518. coin change ii

You are given an integer array coins representing coins of different denominations and an integer amount representing a total amount of money.

Return the number of combinations that make up that amount. If that amount of money cannot be made up by any combination of the coins, return 0.

You may assume that you have an infinite number of each kind of coin.

The answer is guaranteed to fit into a signed 32-bit integer.

top-down recursion with memoization

At each recursive step, we can either use the current coin, or move on to the next coin.
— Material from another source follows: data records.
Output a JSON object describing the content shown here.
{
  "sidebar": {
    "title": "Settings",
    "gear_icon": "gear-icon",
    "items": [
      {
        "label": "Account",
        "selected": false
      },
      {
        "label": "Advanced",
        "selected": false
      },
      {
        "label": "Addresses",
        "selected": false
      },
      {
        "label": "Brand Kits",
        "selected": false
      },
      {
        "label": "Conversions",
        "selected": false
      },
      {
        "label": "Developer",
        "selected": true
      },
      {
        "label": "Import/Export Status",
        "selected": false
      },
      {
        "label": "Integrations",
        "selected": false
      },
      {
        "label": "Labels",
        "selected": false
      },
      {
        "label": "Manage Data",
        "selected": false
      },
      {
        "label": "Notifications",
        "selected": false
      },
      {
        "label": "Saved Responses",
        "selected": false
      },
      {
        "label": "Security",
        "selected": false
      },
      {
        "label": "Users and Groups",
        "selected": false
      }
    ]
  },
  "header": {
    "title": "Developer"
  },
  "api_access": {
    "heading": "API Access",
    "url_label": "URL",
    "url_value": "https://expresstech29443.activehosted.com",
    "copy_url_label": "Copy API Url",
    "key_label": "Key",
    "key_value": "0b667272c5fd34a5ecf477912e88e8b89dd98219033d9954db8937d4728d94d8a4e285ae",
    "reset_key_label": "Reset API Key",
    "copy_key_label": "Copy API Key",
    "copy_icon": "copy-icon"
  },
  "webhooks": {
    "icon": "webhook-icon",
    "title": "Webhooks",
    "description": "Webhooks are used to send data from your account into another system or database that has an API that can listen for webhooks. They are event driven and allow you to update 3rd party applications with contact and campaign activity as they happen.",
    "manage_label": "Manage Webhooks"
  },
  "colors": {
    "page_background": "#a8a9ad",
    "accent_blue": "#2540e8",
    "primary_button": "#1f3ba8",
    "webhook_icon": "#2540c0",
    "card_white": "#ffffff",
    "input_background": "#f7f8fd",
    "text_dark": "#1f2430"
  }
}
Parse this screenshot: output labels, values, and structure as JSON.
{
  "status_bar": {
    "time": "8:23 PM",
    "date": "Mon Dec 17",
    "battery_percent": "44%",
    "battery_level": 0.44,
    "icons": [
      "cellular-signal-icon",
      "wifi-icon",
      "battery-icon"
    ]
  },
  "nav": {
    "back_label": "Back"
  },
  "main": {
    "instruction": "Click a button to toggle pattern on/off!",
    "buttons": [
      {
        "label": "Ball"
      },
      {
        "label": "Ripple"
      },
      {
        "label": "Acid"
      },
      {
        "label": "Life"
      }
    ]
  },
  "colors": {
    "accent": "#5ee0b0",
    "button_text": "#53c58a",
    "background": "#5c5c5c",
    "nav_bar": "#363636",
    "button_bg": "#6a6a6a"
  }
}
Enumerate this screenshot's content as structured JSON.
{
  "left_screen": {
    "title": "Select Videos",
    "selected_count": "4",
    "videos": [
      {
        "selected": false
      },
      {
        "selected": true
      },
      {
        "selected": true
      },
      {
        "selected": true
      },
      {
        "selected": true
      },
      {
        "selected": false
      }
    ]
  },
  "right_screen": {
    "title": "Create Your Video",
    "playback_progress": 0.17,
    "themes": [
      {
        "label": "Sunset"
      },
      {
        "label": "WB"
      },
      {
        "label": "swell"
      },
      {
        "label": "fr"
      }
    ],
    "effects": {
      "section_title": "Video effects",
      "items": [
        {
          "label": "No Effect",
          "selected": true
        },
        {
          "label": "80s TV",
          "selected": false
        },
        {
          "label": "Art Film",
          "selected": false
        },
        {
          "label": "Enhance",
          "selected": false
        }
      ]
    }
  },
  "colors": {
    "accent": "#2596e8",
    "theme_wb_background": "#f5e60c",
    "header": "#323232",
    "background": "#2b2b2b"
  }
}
Note that we go through the coins in order so that we don’t have differently ordered repeats (we are only looking for combinations and not permutations).

def change(self, amount: int, coins: List[int]) -> int:
	ans = 0
	cache = {}
	
	def recurse(coin_idx, subtotal):
		if subtotal == amount:
			return 1
		if subtotal > amount:
			return 0
		if coin_idx == len(coins):
			return 0
		if (coin_idx, subtotal) in cache:
			return cache[(coin_idx, subtotal)]
		
		# we either use the coin (first/again), or move on.
		cache[(coin_idx, subtotal)] = recurse(coin_idx, subtotal + coins[coin_idx]) + recurse(coin_idx + 1, subtotal)
		return cache[(coin_idx, subtotal)]
	
	return recurse(0, 0)

2d dynamic programming

We keep a 2D dp array that has each row as the length of the amount we’re trying to reach, and with number of rows equal to the coins that we’re considering.

dp[i][j] represents the number of ways that we can represent the subtotal j using the first i coins. Note that this is basically 0/1 knapsack.

the recurrence relation

Assume that we have some set of coins $C_1,C_2\dots C_{i-1},C_i$, and are trying to find the number of ways to create an amount $n$.

The first realization is that for all of our combinations, we can partition the set of possible combinations on the ones that include at least one coin $C_x$, and combinations that include none of the coin $C_x$, where $x\in [0,i]$.

As such, if we want to know how to sum to $n$ using the coins $C_1\dots C_i$, and if we assume that we already know how to sum to the values $[0,n-1]$ using the subset of coins $C_1\dots C_{i-1}$, then, letting $N(n,i)$ be the number of combinations to sum to $n$ using coins $[0,i]$, we can use the recurrence relation below:

$$\begin{array}{r}N(n,i)=N(n,i-1)+N(n-C_i,i)\end{array}$$

That is, the number of ways to create a sum of $n$ using the coins from $0$ to $i$ is the number of ways to create a sum of $n$ without using $C_i$, plus as the number of ways to create $n-C_i$ using $C_i$.

def change(self, amount: int, coins: List[int]) -> int:
	dp = [[0 for j in range(amount+1)] for i in range(len(coins))]
	
	for i in range(len(dp)):
		# there's always one way to
		# make 0 with any set of coins
		dp[i][0] = 1
	
	for i in range(len(dp)):
		for j in range(1, len(dp[0])):
			if i > 0:
				dp[i][j] += dp[i-1][j]
			if j-coins[i] >= 0:
				dp[i][j] += dp[i][j-coins[i]]
 
	return dp[-1][-1]

memory optimization with 1d array

A standard optimization because we only ever look at the previous row, so we can just store at most two rows of the dp matrix in memory at once.

class Solution:
    def change(self, amount: int, coins: List[int]) -> int:
        dp = [0]*(amount+1)
 
        for i in range(1, len(coins)+1):
            nextDP = [0]*(amount+1)
            for j in range(amount+1):
                if j == 0:
                    # one way to make 0, don't take any coins
                    nextDP[j] = 1
                else:
                    # if we don't use the current coin
                    nextDP[j] = dp[j]
                    # if we do use the current coin
                    if coins[i-1] <= j:
                        nextDP[j] += nextDP[j-coins[i-1]]
            dp = nextDP
 
        return dp[-1]